Das Haus war Mitte des 19. Jahrhunderts gebaut worden und stand unter Denkmalschutz. Er beabsichtigte das Haus Schritt für Schritt zu erneuern.
Chris Vorfahren waren Boddenfischer und Bauern, die das Haus mit einem kleinen Grundstück über Jahrzehnte in der Familie weiter vererbt hatten. Er war bestrebt das alte Familienerbe zu erhalten.

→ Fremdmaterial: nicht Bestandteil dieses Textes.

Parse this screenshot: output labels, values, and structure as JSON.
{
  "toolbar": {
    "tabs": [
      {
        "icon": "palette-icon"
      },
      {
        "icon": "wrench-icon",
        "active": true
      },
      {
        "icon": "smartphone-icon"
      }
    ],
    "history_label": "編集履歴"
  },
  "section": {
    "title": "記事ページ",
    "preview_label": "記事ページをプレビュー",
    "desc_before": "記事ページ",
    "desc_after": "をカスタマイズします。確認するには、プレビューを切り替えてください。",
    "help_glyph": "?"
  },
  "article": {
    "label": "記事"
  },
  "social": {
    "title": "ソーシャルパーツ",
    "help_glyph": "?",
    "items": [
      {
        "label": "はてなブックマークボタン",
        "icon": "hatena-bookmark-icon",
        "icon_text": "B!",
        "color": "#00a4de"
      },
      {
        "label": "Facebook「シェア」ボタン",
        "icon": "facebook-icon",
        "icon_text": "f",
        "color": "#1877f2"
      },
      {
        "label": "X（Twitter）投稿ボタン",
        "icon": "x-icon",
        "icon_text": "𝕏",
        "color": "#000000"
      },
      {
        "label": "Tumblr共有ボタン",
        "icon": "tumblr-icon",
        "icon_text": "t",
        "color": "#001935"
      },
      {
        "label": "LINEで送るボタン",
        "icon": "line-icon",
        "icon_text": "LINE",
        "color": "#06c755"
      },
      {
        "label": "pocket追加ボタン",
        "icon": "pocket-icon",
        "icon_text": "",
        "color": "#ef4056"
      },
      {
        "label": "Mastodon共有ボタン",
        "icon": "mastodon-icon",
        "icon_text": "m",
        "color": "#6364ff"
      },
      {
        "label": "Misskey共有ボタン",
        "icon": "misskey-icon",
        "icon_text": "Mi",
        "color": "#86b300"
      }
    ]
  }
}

Kleines Haus mit Reetdach.
„Nach deiner Heimkehr möchte ich das Grundstück auf deinen Namen in das Grundbuch eintragen lassen“, hatte die sorgende Mutter ihm liebevoll beim Abschied mitgeteilt.
Sie wollte alles rechtzeitig regeln. Bei den letzten schweren Kampfhandlungen am Ende des Krieges hatte sie ihren Mann verloren. Chris war ihr einziges Kind. Den Lebensunterhalt verdiente sie für sich als Arbeiterin beim Dünenschutz. Wiederholt hatte sie ihren Sohn aufgefordert, die schwere Arbeit in der Hochseefischerei aufzugeben.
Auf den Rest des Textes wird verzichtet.